Open Up About Personal Secrets Relating to Sex
You or your partner most likely has some secrets about your sex life. Some of these secrets, even though they may not be so obvious, may end up impacting negatively on your relationship. A good example is having a history of sexual abuse or trauma that still affects the way you look at sex in general. STDs, Erectile Dysfunction, and such like things are things to open up about before jumping into the bedroom. If, for example, you’re suffering from ED, maybe the two of you can figure out ways on how to last longer in bed for mutual sexual benefits. If these things aren’t discussed openly, one partner may end up learning about them at advanced stages and this may lead to distrust, shake the relationship, or break it completely.
Safe Sex and Future Plans
Moving to the point of having sex with your partner isn’t a small thing. It’s vital that some things are laid on the table. For example, it’s essential to know what your partner thinks about safe sex. If you’re to go into a relationship, for how long would your partner want to stay without having children.
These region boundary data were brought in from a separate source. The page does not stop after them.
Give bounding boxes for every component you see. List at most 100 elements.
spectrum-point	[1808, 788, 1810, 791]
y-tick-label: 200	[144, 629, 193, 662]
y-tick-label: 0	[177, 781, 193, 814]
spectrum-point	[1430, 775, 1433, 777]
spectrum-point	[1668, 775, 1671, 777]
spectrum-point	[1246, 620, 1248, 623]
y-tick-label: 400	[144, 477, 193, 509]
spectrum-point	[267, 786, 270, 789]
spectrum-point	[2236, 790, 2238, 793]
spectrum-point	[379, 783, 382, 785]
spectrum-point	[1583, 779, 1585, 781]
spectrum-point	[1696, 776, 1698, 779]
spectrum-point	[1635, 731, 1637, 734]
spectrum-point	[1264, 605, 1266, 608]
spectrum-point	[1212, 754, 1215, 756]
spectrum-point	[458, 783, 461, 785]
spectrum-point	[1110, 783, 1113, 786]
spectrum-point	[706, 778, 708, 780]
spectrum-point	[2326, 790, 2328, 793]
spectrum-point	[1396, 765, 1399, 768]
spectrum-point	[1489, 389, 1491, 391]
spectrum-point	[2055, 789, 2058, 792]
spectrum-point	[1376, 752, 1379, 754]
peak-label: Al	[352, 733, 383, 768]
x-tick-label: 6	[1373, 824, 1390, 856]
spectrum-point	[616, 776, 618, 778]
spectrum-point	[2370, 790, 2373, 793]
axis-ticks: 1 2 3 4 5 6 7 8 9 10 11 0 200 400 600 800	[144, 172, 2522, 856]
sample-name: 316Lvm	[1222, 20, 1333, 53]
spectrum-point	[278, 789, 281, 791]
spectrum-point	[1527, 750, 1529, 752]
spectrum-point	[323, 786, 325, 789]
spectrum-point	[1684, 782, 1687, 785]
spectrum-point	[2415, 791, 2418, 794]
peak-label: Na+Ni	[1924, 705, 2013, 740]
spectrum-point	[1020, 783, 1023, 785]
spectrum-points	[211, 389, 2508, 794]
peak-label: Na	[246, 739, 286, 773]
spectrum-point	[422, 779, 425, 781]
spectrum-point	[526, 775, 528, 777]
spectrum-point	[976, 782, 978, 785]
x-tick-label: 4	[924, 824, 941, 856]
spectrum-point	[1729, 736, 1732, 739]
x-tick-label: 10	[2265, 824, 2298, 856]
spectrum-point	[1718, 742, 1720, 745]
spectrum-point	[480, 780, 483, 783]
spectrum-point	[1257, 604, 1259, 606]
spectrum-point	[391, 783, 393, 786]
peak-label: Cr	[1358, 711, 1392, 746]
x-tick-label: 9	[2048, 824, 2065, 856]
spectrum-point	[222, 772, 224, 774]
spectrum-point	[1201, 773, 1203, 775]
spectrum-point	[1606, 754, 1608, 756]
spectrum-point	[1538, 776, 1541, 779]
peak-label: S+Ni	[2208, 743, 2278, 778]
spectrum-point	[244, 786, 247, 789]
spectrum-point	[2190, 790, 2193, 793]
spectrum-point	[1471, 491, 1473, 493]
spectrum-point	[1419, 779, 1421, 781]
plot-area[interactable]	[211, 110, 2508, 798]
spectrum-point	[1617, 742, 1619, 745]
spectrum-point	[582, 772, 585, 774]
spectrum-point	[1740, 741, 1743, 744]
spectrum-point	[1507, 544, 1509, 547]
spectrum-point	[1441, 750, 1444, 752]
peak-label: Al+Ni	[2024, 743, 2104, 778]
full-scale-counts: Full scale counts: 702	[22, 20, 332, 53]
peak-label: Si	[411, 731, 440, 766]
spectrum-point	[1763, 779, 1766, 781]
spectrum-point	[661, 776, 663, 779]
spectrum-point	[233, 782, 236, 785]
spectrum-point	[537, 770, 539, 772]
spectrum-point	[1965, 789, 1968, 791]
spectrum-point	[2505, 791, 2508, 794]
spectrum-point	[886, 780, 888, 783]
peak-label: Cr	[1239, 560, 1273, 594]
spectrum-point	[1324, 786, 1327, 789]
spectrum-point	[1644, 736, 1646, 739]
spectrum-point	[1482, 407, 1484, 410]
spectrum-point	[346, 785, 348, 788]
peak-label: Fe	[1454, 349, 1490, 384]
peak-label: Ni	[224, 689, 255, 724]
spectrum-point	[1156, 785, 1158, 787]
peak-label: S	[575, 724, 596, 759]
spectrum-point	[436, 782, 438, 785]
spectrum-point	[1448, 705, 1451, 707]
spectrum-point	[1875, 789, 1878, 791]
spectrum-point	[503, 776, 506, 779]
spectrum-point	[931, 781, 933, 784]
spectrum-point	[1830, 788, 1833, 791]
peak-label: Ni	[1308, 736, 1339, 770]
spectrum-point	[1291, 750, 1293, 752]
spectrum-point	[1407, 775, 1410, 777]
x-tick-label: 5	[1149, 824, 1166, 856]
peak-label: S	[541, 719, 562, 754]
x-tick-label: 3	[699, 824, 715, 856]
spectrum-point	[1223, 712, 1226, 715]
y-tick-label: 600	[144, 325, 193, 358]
If you were to have children, how many would he or she want to have? Everyone wants to have the best sex life, but also to ensure that their partner is feeling the same. Future plans would also mean figuring out how to make your sex life better in case of challenges. For example, the two of you can put your heads together to figure out how to last longer in bed in a case where one of you has such a weakness. You could choose to use pills prescribed by a doctor, which have become very famous over recent years or visit a doctor for an examination to ascertain what the root cause of the condition could be.
At the end of it all, be sure to handle things with care and wisdom, without pushing your partner to levels they can’t handle at that given moment. However, before you or your partner feels comfortable enough to open up about things, keep the idea of having sex on hold.